L’article est particulièrement imprécis : les sources sont anonymes, les causes ne sont pas connues avec précision : ce serait une décision “politique” (ce n’est clairement pas une décision économique). Parce que, au choix :

  • Sa Majesté le Roi, Commandeur des Croyants et et actionnaire de la SNI voudrait faire respecter la religion
  • Le fameux actionnaire du Golfe prêt à entrer l’aurait exigé
  • Il y aurait trop de morts sur les routes, trop de drames liés à l’alcool

Les deux premières raisons n’en sont pas (encore une fois, tant qu’on trouve du porc dans ces supermarchés…) La troisième non plus. Pour diminuer la consommation d’alcool, la fermeture des sources d’approvisionnement n’a jamais été une solution. On sait aujourd’hui qu’on n’a jamais tant bu aux Etats-Unis que sous la Prohibition, et que l’Arabie Saoudite est le plus gros consommateur d’alcool du Moyen-Orient.
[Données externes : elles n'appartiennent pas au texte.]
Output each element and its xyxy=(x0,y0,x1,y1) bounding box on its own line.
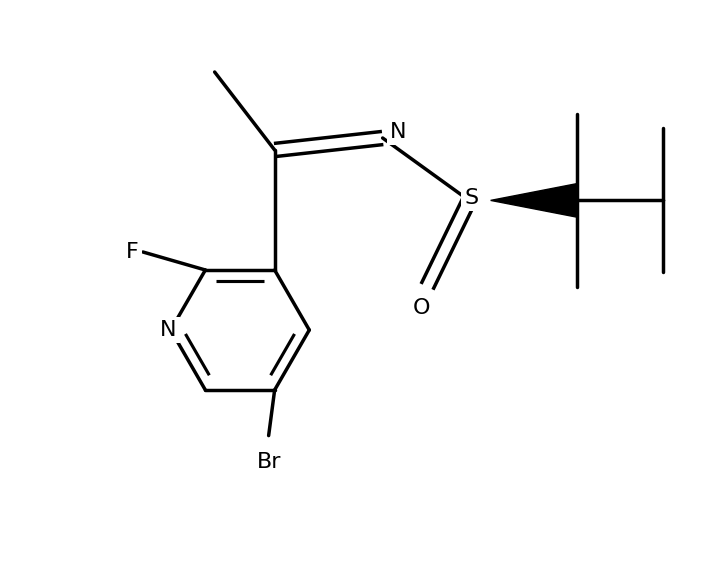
Text: O: O xyxy=(413,298,430,319)
Text: N: N xyxy=(160,320,176,340)
Text: F: F xyxy=(126,242,138,262)
Polygon shape xyxy=(490,184,577,217)
Text: N: N xyxy=(390,122,407,142)
Text: Br: Br xyxy=(256,452,281,472)
Text: S: S xyxy=(464,188,479,208)
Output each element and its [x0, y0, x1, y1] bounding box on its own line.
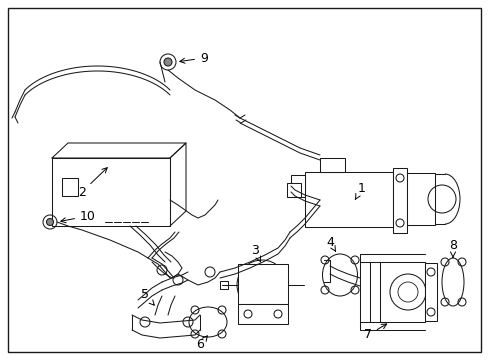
Text: 4: 4: [325, 235, 335, 251]
Text: 2: 2: [78, 168, 107, 198]
Bar: [319, 158, 345, 172]
Bar: [406, 173, 434, 225]
Text: 8: 8: [448, 239, 456, 257]
Text: 10: 10: [61, 210, 96, 223]
Text: 1: 1: [354, 181, 365, 200]
Text: 5: 5: [141, 288, 154, 305]
Bar: [424, 263, 436, 321]
Text: 7: 7: [363, 324, 386, 342]
Bar: [62, 178, 78, 196]
Bar: [392, 168, 406, 233]
Circle shape: [163, 58, 172, 66]
Bar: [220, 281, 227, 289]
Text: 9: 9: [180, 51, 207, 64]
Bar: [238, 304, 287, 324]
Bar: [286, 183, 301, 197]
Bar: [359, 262, 424, 322]
Bar: [52, 158, 170, 226]
Text: 6: 6: [196, 336, 207, 351]
Bar: [238, 264, 287, 304]
Bar: [290, 175, 305, 197]
Bar: [305, 172, 392, 227]
Circle shape: [46, 219, 53, 225]
Text: 3: 3: [250, 243, 260, 262]
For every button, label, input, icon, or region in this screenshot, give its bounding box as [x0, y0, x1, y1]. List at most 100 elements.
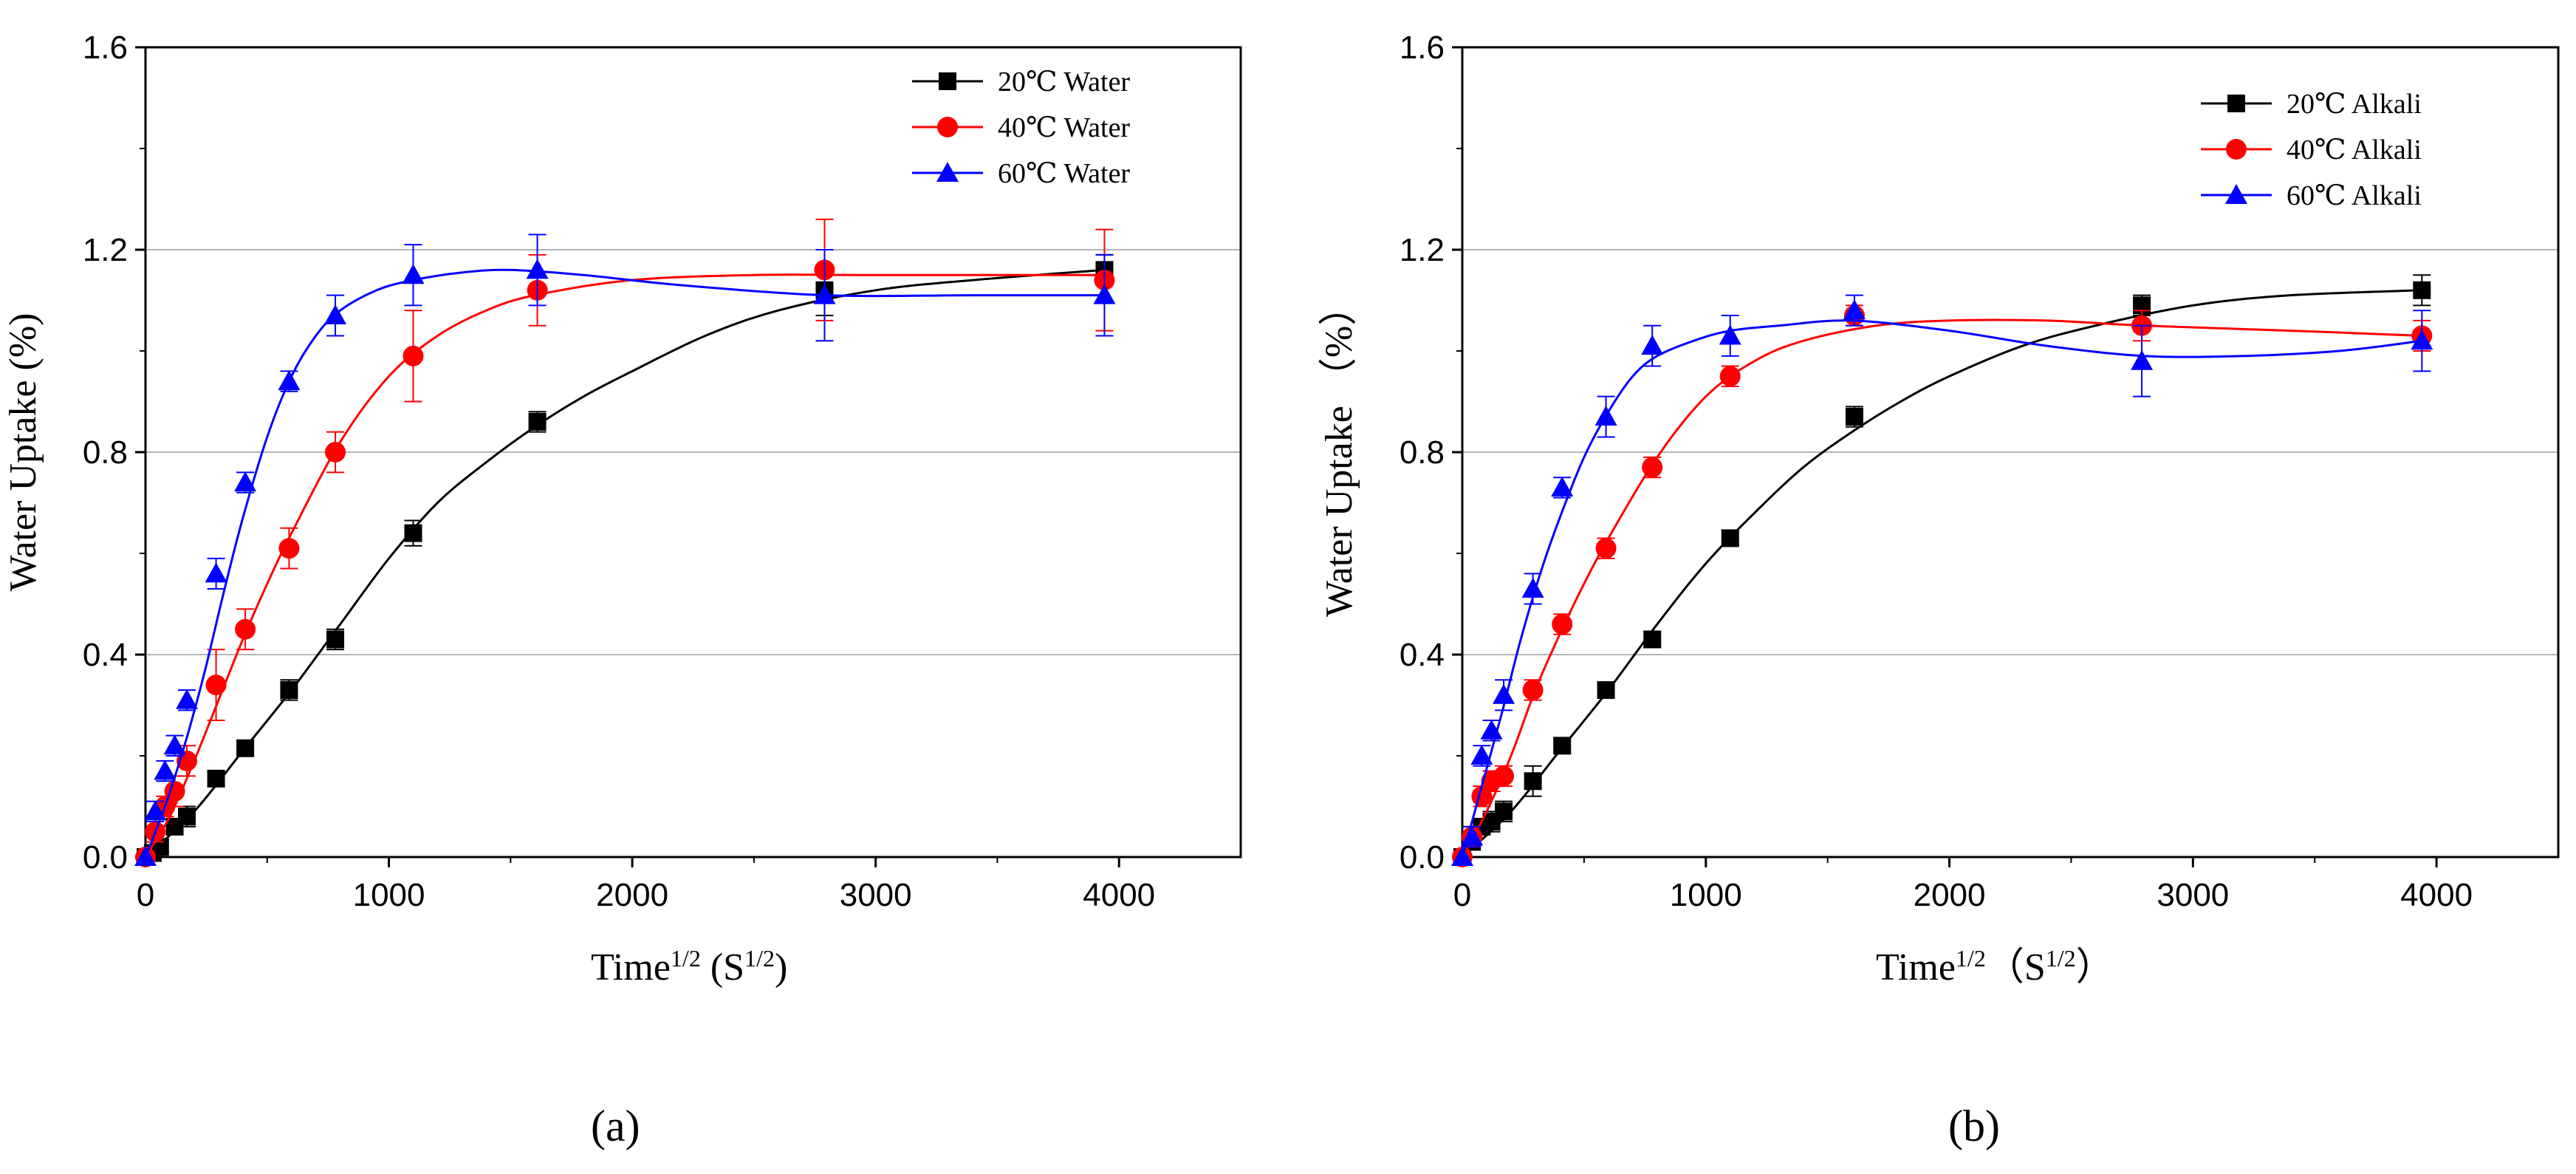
x-tick-label: 3000 [2157, 877, 2229, 913]
data-point [1480, 719, 1503, 740]
data-point [528, 412, 547, 431]
y-tick-label: 1.6 [83, 30, 128, 66]
data-point [163, 734, 186, 755]
x-tick-label: 3000 [840, 877, 912, 913]
data-point [402, 264, 425, 284]
x-axis-label-part: (S [701, 946, 744, 989]
x-axis-label-part: Time [1876, 946, 1956, 989]
x-tick-label: 1000 [353, 877, 425, 913]
data-point [235, 618, 256, 640]
data-point [2413, 281, 2431, 299]
fit-curve [1461, 319, 2422, 858]
panel-caption-a: (a) [591, 1102, 640, 1150]
data-point [1493, 765, 1515, 787]
x-axis-label-superscript: 1/2 [1956, 945, 1986, 972]
data-point [278, 538, 300, 559]
data-point [324, 304, 347, 325]
fit-curve [144, 273, 1105, 858]
x-tick-label: 4000 [2400, 877, 2473, 913]
y-tick-label: 0.0 [83, 839, 128, 876]
fit-curve [1461, 289, 2422, 859]
x-axis-label-superscript: 1/2 [744, 945, 775, 972]
legend-label: 60℃ Water [998, 158, 1130, 189]
y-tick-label: 0.0 [1400, 839, 1445, 876]
y-tick-label: 0.8 [1400, 434, 1445, 471]
data-point [1461, 825, 1484, 846]
data-point [1551, 476, 1574, 496]
x-axis-label-part: Time [591, 946, 671, 989]
legend-marker [937, 117, 958, 137]
legend-label: 40℃ Water [998, 112, 1130, 143]
x-tick-label: 0 [1453, 877, 1471, 913]
data-point [526, 259, 549, 279]
series-triangle [1451, 294, 2433, 866]
x-tick-label: 4000 [1083, 877, 1155, 913]
x-tick-label: 0 [137, 877, 154, 913]
legend-label: 20℃ Alkali [2286, 89, 2422, 120]
data-point [1451, 846, 1473, 866]
data-point [1594, 406, 1617, 426]
chart-panel-b: 0.0 0.4 0.8 1.2 1.6 0 1000 2000 3000 4000 Water Up… [1318, 30, 2560, 989]
y-tick-label: 1.6 [1400, 30, 1445, 66]
x-axis-label: Time1/2（S1/2） [1876, 945, 2114, 989]
panel-caption-b: (b) [1948, 1102, 2000, 1150]
data-point [1721, 529, 1739, 547]
data-point [1597, 680, 1615, 699]
legend-label: 60℃ Alkali [2286, 180, 2422, 211]
x-axis-label-part: ） [2076, 946, 2114, 989]
legend-marker [939, 72, 956, 90]
data-point [205, 562, 227, 583]
data-point [280, 680, 298, 699]
data-point [1641, 335, 1664, 355]
data-point [1642, 457, 1663, 478]
data-point [813, 284, 836, 304]
data-point [404, 524, 422, 542]
series-circle [1452, 304, 2433, 867]
data-point [234, 471, 257, 492]
legend-marker [2226, 139, 2247, 160]
y-tick-label: 1.2 [1400, 232, 1445, 268]
data-point [278, 370, 301, 391]
series-square [137, 253, 1114, 866]
data-point [1493, 683, 1515, 704]
data-point [1524, 772, 1542, 791]
data-point [1643, 630, 1662, 649]
data-point [205, 675, 227, 696]
data-point [1719, 366, 1741, 387]
data-point [1093, 284, 1116, 304]
y-tick-label: 0.4 [83, 637, 128, 673]
legend-label: 40℃ Alkali [2286, 134, 2422, 165]
data-point [2131, 349, 2154, 370]
chart-panel-a: 0.0 0.4 0.8 1.2 1.6 0 1000 2000 3000 4000 Water Up… [2, 30, 1242, 989]
x-axis-label-superscript: 1/2 [671, 945, 701, 972]
data-point [1719, 324, 1741, 345]
data-point [236, 739, 255, 757]
x-axis-label-superscript: 1/2 [2046, 945, 2076, 972]
data-point [1843, 299, 1866, 320]
data-point [1521, 577, 1544, 598]
x-tick-label: 2000 [596, 877, 668, 913]
series-square [1453, 274, 2431, 866]
data-point [2411, 330, 2433, 350]
series-circle [135, 218, 1115, 867]
legend-marker [936, 162, 959, 182]
data-point [178, 808, 196, 826]
data-point [1553, 737, 1572, 755]
y-tick-label: 0.4 [1400, 637, 1445, 673]
data-point [1522, 679, 1544, 700]
data-point [402, 345, 424, 366]
fit-curve [144, 268, 1105, 858]
legend-marker [2225, 184, 2247, 204]
data-point [134, 846, 157, 866]
data-point [207, 769, 225, 788]
x-axis-label: Time1/2 (S1/2) [591, 945, 787, 989]
x-tick-label: 2000 [1914, 877, 1986, 913]
legend-label: 20℃ Water [998, 66, 1130, 98]
y-tick-label: 0.8 [83, 434, 128, 471]
data-point [326, 630, 345, 649]
fit-curve [144, 268, 1105, 859]
data-point [176, 689, 199, 709]
data-point [1595, 538, 1617, 559]
legend-marker [2227, 95, 2245, 112]
data-point [1470, 745, 1493, 765]
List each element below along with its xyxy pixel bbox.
La meilleure solution, qui arrange aussi les caisses de l’Etat, est une augmentation des taxes, importante, plus particulièrement sur l’alcool à bas prix, le vino. Car, contrairement aux amendes pour excès de vitesse ou conduite en état d’ébriété, il n’y a pas de corruption possible à la caisse d’un supermarché. Quand l’alcool coûte vraiment trop cher, on en boit moins.

Alors ?

Effet de billard à trois bandes ?

Et si la raison de ces rumeurs était à chercher dans l’article lui même ? Car le360.ma ne manque pas d’insister sur la joie des employés de l’enseigne, qui ne vont plus avoir des dirhams “harams”, et précisé même :

[Cette décision] sert l’image de la SNI comme celle d’un groupe citoyen

Ce qui est vrai, il a suffit de voir l’appréciation sur le web de la première annonce.

A contrario, les démentis desservent cette image, ce qui explique la grande discrétion de Mohamed El Amrani.

Si c’était le cas, la désinformation pourrait venir de nombreuses sources : les supermarchés concurrents qui ne vendent déjà pas d’alcool (Aswak Assalam), les concurrents d’Ikea souhaitant salir son image vis à vis de son partenaire, ou d’une manière générale, n’importe qui ayant intérêt à enfoncer le clou : au Maroc, dans un pays musulman, on vend de l’alcool librement. Ce n’importe qui pouvait aussi inclure des groupes d’islamistes politiques.